Entwicklung seit 2005 und Ausblick auf die kommenden Jahre

Seit Beginn der 2000er Jahre nehmen einige Entwicklungen ihren Lauf, die sich mit der Digitalisierung und der Vernetzung der Produktion beschäftigen. Teilweise werden diese Methoden bereits genutzt, jedoch noch nicht auf breiter Ebene und nicht in allen Ländern. Im Anschluss ein kurzer Überblick über die Methoden und Konzepte.

BIM - Building Information Modeling

Der Begriff BIM ist seit einigen Jahren in aller Munde. BIM steht als Abkürzung für Building Information Modeling und beschäftigt sich mit dem Austausch der Daten und Informationen für die Planung, den Bau und Betrieb eines Gebäudes. Durch den Zugriff aller Beteiligten auf die gleichen Daten, soll eine Konsistenz der Daten und damit eine Einsparung von Zeit und Geld bewirkt werden. Falls durch einen der Beteiligten eine Änderung der Daten erfolgt, sind diese sofort für alle anderen Beteiligten sichtbar und Fehler können vermieden werden.

Industrie 4.0

Industrie 4.0 ist ebenfalls derzeit einer der Begriffe, welche in der Industrie inflationär verwendet werden. Die Verwendung automatisierter Maschinen im Produktionsprozess wird dabei ergänzt durch eine Vernetzung der Maschinen und Anlagen untereinander und mit dem Internet. Es wird dabei auch manchmal von einer „Smart Factory“, einer intelligenten Fabrik gesprochen.

Papierlose Produktion

Darüber hinaus gibt es in letzter Zeit Anstrengungen die Verwendung von Papier in der Produktion von Betonfertigteilen einzuschränken. Die Daten sollen in Zukunft lediglich digital übertragen werden und einen Ausdruck auf Papier überflüssig machen. Dies ist sowohl aus umwelttechnischen Gründen, als auch aus finanzieller Hinsicht sehr ratsam. Zudem stehen damit immer die aktuellsten Pläne zur Verfügung.

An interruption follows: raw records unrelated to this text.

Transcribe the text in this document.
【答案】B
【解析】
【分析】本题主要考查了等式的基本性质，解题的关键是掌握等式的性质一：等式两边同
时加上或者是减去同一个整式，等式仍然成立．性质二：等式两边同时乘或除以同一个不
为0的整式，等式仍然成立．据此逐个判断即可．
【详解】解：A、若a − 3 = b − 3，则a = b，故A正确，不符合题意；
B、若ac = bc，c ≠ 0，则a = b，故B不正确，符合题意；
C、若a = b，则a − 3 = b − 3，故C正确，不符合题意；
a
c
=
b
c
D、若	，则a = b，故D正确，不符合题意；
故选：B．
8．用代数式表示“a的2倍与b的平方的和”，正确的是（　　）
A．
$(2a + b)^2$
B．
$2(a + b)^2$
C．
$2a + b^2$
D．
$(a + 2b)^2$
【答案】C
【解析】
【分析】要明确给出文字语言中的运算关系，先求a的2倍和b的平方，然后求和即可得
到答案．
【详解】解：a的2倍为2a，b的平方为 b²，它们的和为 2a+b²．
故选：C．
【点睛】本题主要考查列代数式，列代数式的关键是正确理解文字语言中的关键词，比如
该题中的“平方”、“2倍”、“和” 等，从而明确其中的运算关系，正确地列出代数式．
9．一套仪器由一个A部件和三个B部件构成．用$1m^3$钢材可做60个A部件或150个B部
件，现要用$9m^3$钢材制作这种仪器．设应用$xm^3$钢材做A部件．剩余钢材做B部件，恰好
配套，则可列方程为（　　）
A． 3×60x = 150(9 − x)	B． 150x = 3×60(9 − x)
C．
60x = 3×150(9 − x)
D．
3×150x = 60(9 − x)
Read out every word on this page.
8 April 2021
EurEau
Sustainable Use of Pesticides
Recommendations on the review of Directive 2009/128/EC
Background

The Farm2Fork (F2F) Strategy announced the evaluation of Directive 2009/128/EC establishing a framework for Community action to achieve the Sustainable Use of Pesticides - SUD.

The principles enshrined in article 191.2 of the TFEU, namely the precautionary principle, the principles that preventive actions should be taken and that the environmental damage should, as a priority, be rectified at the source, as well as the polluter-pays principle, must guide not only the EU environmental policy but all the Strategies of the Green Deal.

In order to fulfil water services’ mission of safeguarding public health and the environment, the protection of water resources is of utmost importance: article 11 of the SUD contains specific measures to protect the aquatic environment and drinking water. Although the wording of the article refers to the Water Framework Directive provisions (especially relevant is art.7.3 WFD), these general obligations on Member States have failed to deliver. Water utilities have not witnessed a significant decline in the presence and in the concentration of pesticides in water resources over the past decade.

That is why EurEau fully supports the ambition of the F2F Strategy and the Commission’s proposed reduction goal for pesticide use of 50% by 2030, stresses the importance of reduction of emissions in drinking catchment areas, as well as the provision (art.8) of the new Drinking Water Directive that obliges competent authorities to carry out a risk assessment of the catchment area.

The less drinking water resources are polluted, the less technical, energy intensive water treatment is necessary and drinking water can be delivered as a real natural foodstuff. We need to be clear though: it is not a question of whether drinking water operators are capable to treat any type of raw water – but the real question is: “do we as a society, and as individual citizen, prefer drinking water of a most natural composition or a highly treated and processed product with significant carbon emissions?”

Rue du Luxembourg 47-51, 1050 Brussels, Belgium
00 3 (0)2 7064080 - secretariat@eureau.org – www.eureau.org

Intelligentes Betonfertigteil - CEILTEC Decke von Innogration
Bildquelle: Innogration GmbH

Die Bauprodukte werden in Zukunft immer komplexer, wie zum Beispiel intelligente Betonfertigteile mit integrierter Haustechnik. Sie stellen neue Anforderungen an die Produktion und die dafür notwendigen, zusätzlichen Arbeitsabläufe und Materialflüsse müssen untereinander und mit bestehenden Prozessen koordiniert werden. Die Smart Factory gibt die intelligente Antwort auf diese Anforderungen.